Nettetal Hertie bleibt eine "Sorgen-Immobilie"

Nettetal · Die Stadt Nettetal betreibt die Zwangsversteigerung des leerstehenden Kaufhauses. Ob der Termin zustande kommt, ist ungewiss. Ortsvorsteher Harald Post ist für Abriss und Bau neuer Wohnungen.

 Das Gebäude verfällt von Tag zu Tag mehr. Schimmel, Ungeziefer und Wasserschäden beschleunigen den Niedergang.

Das Gebäude verfällt von Tag zu Tag mehr. Schimmel, Ungeziefer und Wasserschäden beschleunigen den Niedergang.

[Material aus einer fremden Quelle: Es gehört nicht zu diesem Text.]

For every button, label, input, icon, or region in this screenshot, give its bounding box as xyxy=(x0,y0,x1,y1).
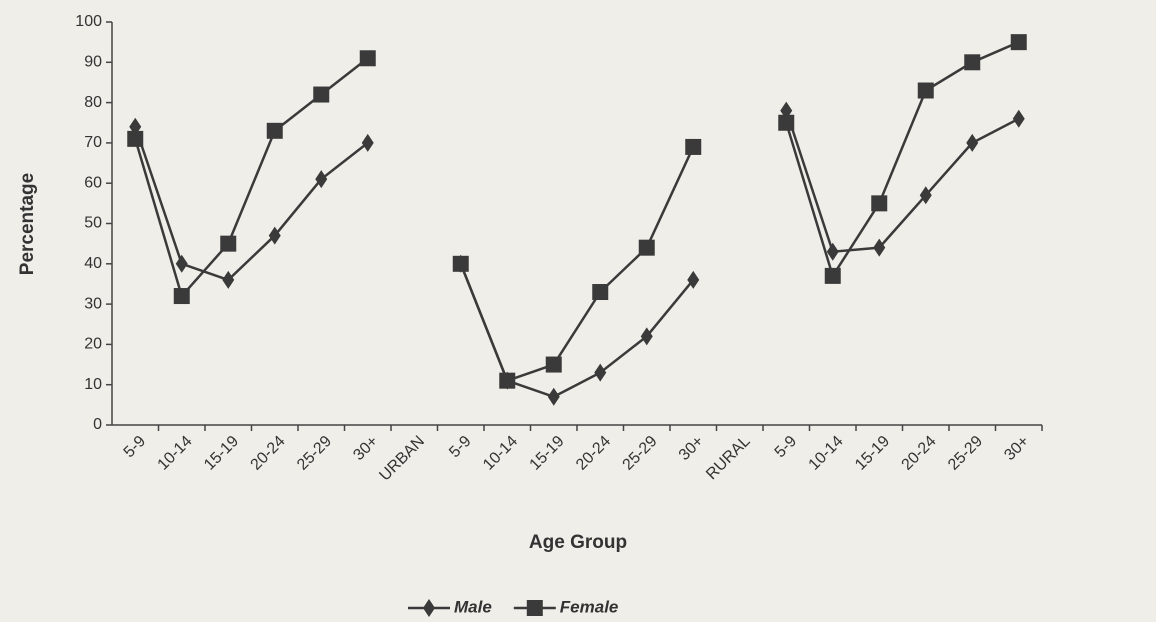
point xyxy=(313,86,330,103)
y-axis-title: Percentage xyxy=(17,173,38,275)
point xyxy=(966,133,979,152)
point xyxy=(826,242,839,261)
point xyxy=(359,50,376,67)
x-axis-title: Age Group xyxy=(529,532,627,553)
point xyxy=(685,138,702,155)
point xyxy=(547,387,560,406)
point xyxy=(266,122,283,139)
point xyxy=(1012,109,1025,128)
y-tick-label: 80 xyxy=(84,94,102,111)
point xyxy=(452,255,469,272)
point xyxy=(873,238,886,257)
series-line xyxy=(134,126,369,282)
point xyxy=(687,270,700,289)
y-tick-label: 60 xyxy=(84,174,102,191)
y-tick-label: 30 xyxy=(84,295,102,312)
y-tick-label: 100 xyxy=(75,13,102,30)
point xyxy=(592,284,609,301)
series-line xyxy=(459,146,695,383)
point xyxy=(175,254,188,273)
y-tick-label: 90 xyxy=(84,54,102,71)
point xyxy=(315,170,328,189)
point xyxy=(222,270,235,289)
point xyxy=(964,54,981,71)
legend-marker xyxy=(423,599,435,617)
series-line xyxy=(785,110,1020,254)
y-tick-label: 20 xyxy=(84,336,102,353)
y-tick-label: 10 xyxy=(84,376,102,393)
y-tick-label: 0 xyxy=(93,416,102,433)
y-tick-label: 50 xyxy=(84,215,102,232)
point xyxy=(127,130,144,147)
legend-label: Male xyxy=(454,597,492,616)
point xyxy=(361,133,374,152)
point xyxy=(1010,34,1027,51)
point xyxy=(778,114,795,131)
point xyxy=(220,235,237,252)
point xyxy=(594,363,607,382)
point xyxy=(871,195,888,212)
y-tick-label: 40 xyxy=(84,255,102,272)
point xyxy=(499,372,516,389)
point xyxy=(545,356,562,373)
point xyxy=(917,82,934,99)
y-tick-label: 70 xyxy=(84,134,102,151)
point xyxy=(173,288,190,305)
legend-label: Female xyxy=(560,597,619,616)
point xyxy=(824,267,841,284)
legend-marker xyxy=(526,600,543,616)
point xyxy=(638,239,655,256)
point xyxy=(268,226,281,245)
point xyxy=(919,186,932,205)
point xyxy=(640,327,653,346)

Foto: Franz-Heinrich Busch

Für das ehemalige Hertie-Kaufhaus in der Lobbericher Innenstadt hat das Amtsgericht Nettetal einen Zwangsversteigerungstermin für Donnerstag, 27. November, angesetzt. Ob es allerdings überhaupt zu dem Termin kommt, ist abzuwarten. In Gang gesetzt hat die Stadt Nettetal das Verfahren. Sie bekommt nämlich noch erhebliche Beträge aus bisher nicht gezahlten Abgaben, unter anderem einen gehörigen Batzen Gewerbesteuer.

Seit August 2009 liegt das Kaufhaus leer, das ursprünglich zum Karstadt-Konzern gehörte und später mit vielen anderen kleineren Kaufhäusern ausgegliedert wurde und in Hertie umfirmierte. Das Gebäude verfällt seither mehr und mehr. Hoffnungen, es im Zuge der Ludbach-Passage zu beleben oder auch Investoren zu finden, zerschlugen sich. "Es gab immer wieder einmal Anfragen, aber wer 1,5 Millionen Euro auf den Tisch legen soll und dann noch schätzungsweise zur Ertüchtigung des Hauses mindestens eine halbe Million zusätzlich locker machen muss, der sieht jegliche Rendite schwinden", sagt Nettetaler Wirtschaftsförderer Dietmar Sagel. Wer sich den zweigeschossigen Bau mit der hässlichen Waschbetonfassade ansieht, kann sich ohne besondere Fachkenntnis ausmalen, dass allein die Erfüllung neuer Energievorschriften an Bauten eine weitere Nutzung nahezu unmöglich macht.

"Die Stadt sollte versuchen, das Gebäude zu ersteigern, es abreißen und dann barrierefreie Wohnungen errichten", meint Ortsvorsteher Harald Post. Die Empfehlung zum Bau von Wohnungen hat auch Professor Wachten im Rahmen des Stadtentwicklungskonzeptes ausgesprochen. Für Geschäfte sehen Experten nur geringe Chancen, sich wirtschaftlich halten zu können. Die Politik halte auch nichts von Fitness-Centern, Spielhallen und anderen Freizeiteinrichtungen, sondern strebt eine nachhaltige Nutzung des Grundstücks nach erfolgtem Abriss an. "Noch 'ne Ruine möchten wir anschließend hier jedenfalls nicht mehr sehen", sagt Post. Die Stadt sollte sich nach Partnern und/oder Investoren umsehen, um ein Konzept für die von-Bocholtz-Straße 31 zu entwickeln.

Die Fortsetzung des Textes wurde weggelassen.